The definition of Invoice financing
Invoice financing also known as invoice discounting, is a form of short-term financing in which a company sells its accounts receivable (invoices) to a financial institution, such as a bank or a non-banking financial company (NBFC), at a discount. The financial institution advances a percentage of the invoice value to the company, typically between 70% and 90%, and holds the invoices as collateral until they are paid by the customer.
To visit: https://www.gst.gov.in/
In India, invoice financing is becoming increasingly popular among small and medium-sized enterprises (SMEs) that face cash flow issues due to delayed payments from customers. It allows these companies to obtain immediate funds by converting their accounts receivable into cash, without having to wait for the payment due date.

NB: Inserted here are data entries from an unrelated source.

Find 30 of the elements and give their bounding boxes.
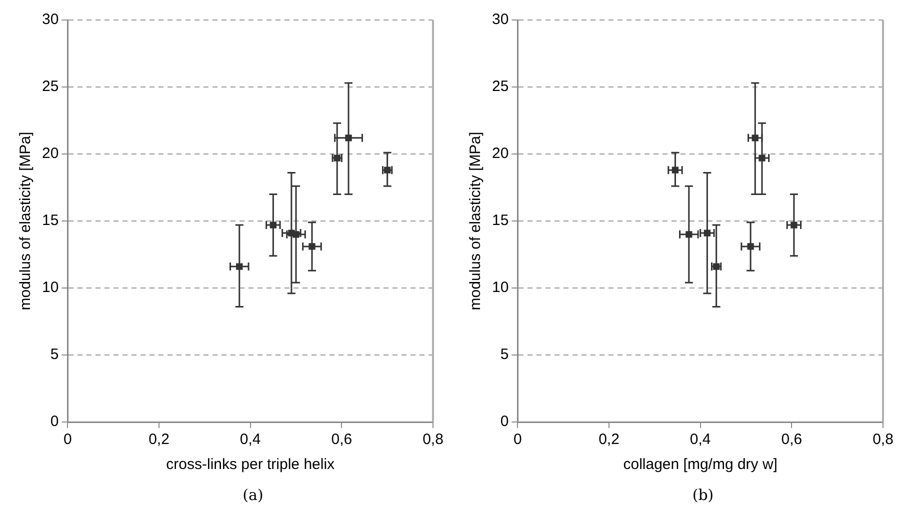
y-tick-label: 5 — [50, 346, 59, 364]
y-axis-title: modulus of elasticity [MPa] — [17, 132, 34, 310]
x-tick-label: 0,4 — [240, 431, 261, 448]
y-tick-label: 25 — [492, 78, 509, 96]
y-tick-label: 20 — [42, 145, 59, 162]
x-tick-label: 0,6 — [331, 431, 352, 448]
y-tick-label: 0 — [500, 413, 509, 430]
y-tick-label: 10 — [42, 279, 59, 296]
x-tick-label: 0,8 — [872, 431, 894, 448]
x-tick-label: 0 — [64, 431, 72, 448]
x-axis-title: collagen [mg/mg dry w] — [623, 456, 778, 474]
y-axis-title: modulus of elasticity [MPa] — [467, 132, 484, 310]
text: (a) — [242, 486, 264, 504]
x-tick-label: 0,2 — [148, 431, 170, 448]
y-tick-label: 5 — [500, 346, 509, 364]
x-tick-label: 0,6 — [781, 431, 802, 448]
x-axis-title: cross-links per triple helix — [166, 456, 336, 474]
x-tick-label: 0,8 — [422, 431, 444, 448]
y-tick-label: 15 — [492, 212, 509, 230]
y-tick-label: 30 — [42, 11, 59, 28]
text: (b) — [692, 486, 714, 504]
y-tick-label: 30 — [492, 11, 509, 28]
x-tick-label: 0 — [514, 431, 522, 448]
y-tick-label: 15 — [42, 212, 59, 230]
x-tick-label: 0,2 — [598, 431, 620, 448]
x-tick-label: 0,4 — [690, 431, 711, 448]
y-tick-label: 20 — [492, 145, 509, 162]
y-tick-label: 10 — [492, 279, 509, 296]
y-tick-label: 0 — [50, 413, 59, 430]
y-tick-label: 25 — [42, 78, 59, 96]
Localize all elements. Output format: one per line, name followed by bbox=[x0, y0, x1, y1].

The process of invoice financing in India involves the following steps:
1.The company generates an invoice for the goods or services provided to the customer.
2.The company submits the invoice to the financial institution for financing.
3.The financial institution verifies the invoice and approves the financing.
4.The financial institution advances a percentage of the invoice value to the company.
5.The customer pays the invoice amount to the financial institution on the due date.
6.The financial institution deducts its fees and interest charges and returns the remaining amount to the company.
Invoice financing is a flexible and convenient financing option for companies in India, as it does not require collateral or a long-term commitment. However, it is important for companies to carefully review the terms and fees associated with invoice financing before entering into any agreements with financial institutions.